In this FAQ, Christina Burton, Maintenance Channel Manager for Horizon, explains how slow release fertilizer is usually less expensive than quick release fertilizer when you take the costs of applying the fertilizer into account.
How Slow Release Fertilizer Is More Economical - Video Transcript
So one of the common objections to slow release fertilizer, or one of the greatest myths, is that the bag price is too high. And that’s why folks won’t go that route.
But again, as we talked about here, with the options being to apply this so called “cheap bag”, but having to come back and do it six weeks later. We’ll show through some numbers here that doesn’t actually pan out to be true when comparing it to buying the more “expensive bag” once and not having to come back and do it again.

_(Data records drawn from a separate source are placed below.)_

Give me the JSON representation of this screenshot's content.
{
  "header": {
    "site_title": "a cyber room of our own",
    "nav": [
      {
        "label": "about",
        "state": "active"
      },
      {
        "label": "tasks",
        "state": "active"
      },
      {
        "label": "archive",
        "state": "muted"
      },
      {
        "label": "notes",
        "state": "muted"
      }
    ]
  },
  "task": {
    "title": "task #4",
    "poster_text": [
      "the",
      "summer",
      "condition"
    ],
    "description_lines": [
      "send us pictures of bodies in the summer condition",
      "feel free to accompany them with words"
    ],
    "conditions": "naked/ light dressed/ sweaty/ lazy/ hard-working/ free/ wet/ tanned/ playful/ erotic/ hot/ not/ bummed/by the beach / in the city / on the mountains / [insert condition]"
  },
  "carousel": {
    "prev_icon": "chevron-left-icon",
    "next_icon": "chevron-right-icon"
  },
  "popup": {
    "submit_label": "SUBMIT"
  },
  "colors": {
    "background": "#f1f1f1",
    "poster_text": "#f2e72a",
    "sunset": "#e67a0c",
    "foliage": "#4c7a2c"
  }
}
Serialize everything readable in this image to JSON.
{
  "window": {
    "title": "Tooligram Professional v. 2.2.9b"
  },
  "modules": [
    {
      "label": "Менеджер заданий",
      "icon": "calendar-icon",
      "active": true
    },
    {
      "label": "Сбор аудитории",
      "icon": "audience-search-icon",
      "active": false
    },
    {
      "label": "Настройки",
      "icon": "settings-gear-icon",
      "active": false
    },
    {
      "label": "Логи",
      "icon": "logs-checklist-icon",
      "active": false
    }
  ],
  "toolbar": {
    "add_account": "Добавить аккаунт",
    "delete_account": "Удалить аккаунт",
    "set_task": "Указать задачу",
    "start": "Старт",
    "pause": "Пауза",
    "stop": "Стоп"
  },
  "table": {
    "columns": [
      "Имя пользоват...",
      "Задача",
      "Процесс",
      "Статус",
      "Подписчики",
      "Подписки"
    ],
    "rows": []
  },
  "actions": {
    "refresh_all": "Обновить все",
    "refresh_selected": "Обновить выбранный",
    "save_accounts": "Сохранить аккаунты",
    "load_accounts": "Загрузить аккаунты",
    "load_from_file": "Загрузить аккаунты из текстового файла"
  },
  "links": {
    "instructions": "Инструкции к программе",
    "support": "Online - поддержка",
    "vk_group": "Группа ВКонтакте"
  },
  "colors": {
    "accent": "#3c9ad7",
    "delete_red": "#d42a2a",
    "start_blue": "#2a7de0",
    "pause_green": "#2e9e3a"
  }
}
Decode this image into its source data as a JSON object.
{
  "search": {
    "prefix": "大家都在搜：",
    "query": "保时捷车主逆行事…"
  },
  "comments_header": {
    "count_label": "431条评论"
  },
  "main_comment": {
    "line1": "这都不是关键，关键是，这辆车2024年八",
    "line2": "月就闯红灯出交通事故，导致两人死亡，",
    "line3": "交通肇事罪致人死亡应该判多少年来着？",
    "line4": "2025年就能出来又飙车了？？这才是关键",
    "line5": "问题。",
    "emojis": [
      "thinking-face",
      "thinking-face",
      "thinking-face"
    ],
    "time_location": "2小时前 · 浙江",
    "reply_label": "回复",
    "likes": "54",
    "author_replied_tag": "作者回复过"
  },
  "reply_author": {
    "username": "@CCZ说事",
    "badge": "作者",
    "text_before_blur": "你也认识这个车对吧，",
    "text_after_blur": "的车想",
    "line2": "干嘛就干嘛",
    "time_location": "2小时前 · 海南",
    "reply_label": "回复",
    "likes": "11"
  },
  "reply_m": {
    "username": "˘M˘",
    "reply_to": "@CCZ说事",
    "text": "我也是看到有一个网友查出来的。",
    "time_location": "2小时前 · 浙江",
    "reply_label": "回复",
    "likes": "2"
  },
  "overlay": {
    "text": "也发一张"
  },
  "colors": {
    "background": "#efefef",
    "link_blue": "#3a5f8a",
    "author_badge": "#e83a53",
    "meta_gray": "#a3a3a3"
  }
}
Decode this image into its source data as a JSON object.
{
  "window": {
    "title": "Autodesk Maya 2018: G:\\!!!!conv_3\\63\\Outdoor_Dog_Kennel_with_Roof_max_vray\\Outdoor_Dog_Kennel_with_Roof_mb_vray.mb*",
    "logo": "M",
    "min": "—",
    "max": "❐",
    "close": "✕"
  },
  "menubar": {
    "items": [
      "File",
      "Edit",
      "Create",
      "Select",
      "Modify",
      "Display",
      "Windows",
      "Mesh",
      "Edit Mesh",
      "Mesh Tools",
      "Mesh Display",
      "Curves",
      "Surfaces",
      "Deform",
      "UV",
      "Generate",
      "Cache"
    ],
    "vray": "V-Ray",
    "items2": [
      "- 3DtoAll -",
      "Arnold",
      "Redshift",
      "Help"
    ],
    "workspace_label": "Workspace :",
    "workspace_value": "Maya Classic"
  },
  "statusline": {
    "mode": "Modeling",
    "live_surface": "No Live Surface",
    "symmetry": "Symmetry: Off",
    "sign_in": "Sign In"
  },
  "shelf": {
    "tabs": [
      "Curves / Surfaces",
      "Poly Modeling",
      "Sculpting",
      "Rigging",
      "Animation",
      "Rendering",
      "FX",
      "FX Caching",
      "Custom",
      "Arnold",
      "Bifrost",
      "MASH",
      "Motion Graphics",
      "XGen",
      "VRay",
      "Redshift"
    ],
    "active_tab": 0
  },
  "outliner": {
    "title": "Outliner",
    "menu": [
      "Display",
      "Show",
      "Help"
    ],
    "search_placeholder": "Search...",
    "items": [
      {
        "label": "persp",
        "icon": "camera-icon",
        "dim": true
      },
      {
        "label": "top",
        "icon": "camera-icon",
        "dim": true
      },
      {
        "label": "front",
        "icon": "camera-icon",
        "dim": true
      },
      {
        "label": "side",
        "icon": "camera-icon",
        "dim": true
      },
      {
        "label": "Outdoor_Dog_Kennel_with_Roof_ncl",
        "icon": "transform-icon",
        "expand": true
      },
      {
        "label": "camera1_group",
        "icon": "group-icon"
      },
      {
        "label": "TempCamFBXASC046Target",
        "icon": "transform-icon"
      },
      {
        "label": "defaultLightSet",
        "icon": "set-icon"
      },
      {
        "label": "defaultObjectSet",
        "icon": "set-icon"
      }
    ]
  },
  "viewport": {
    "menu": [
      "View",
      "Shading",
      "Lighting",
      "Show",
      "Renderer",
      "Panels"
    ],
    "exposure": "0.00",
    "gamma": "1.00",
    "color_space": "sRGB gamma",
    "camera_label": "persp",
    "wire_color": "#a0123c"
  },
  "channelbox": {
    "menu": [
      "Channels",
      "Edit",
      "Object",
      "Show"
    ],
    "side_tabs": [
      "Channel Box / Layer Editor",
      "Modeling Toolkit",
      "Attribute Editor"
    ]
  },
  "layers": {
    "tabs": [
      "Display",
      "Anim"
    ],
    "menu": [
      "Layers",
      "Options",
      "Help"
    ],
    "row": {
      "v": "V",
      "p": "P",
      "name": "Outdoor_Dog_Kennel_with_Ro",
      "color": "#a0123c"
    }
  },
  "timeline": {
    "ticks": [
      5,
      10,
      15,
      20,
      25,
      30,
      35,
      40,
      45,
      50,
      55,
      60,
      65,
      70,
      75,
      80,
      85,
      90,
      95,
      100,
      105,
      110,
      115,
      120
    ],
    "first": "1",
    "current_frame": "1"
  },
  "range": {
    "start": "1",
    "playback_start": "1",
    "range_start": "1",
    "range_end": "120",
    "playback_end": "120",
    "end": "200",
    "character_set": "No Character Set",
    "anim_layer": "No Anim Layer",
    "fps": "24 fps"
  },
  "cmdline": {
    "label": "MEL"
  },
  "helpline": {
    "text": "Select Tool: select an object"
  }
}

So example, you might have an all quick release fertilizer. It costs around $18 a bag. So you spend that in Week 1 and then you spend it again in Week 6. So you’ve spent $36 total.
Not to mention the labor that you paid someone to go out and apply it. The time just getting it transported from place to place. All of the kinda added cost. And the extra mowing because it’s growing like crazy during those weeks. So a lot of intangibles in there also.
Whereas with the slow release fertilizer, this bag might cost more like $26, $28. But you’re spending that one time, saving $10 minus all the labor costs in addition to the $36 you’d spend having to do it twice.
The other thing to take into account is how far is the bag of fertilizer that you’re buying going. Typically, not always, but a lot of your quick release fertilizers have less Nitrogen in the bag. And the reason being, if that number is too high and none of it is slow release, that’s a lot of immediate and that’s kinda what they call a “hot fertilizer”.
So the number is typically lower. So you have to put down a lot more to get to 1 pound of Nitrogen per 1,000 square feet. So this bag is only covering 8,000 square feet.
Versus a product with more Nitrogen. 24 versus 16. That bag is going to get you 12,000 square feet. So another 50% more coverage. So you’re actually buying fewer bags as well.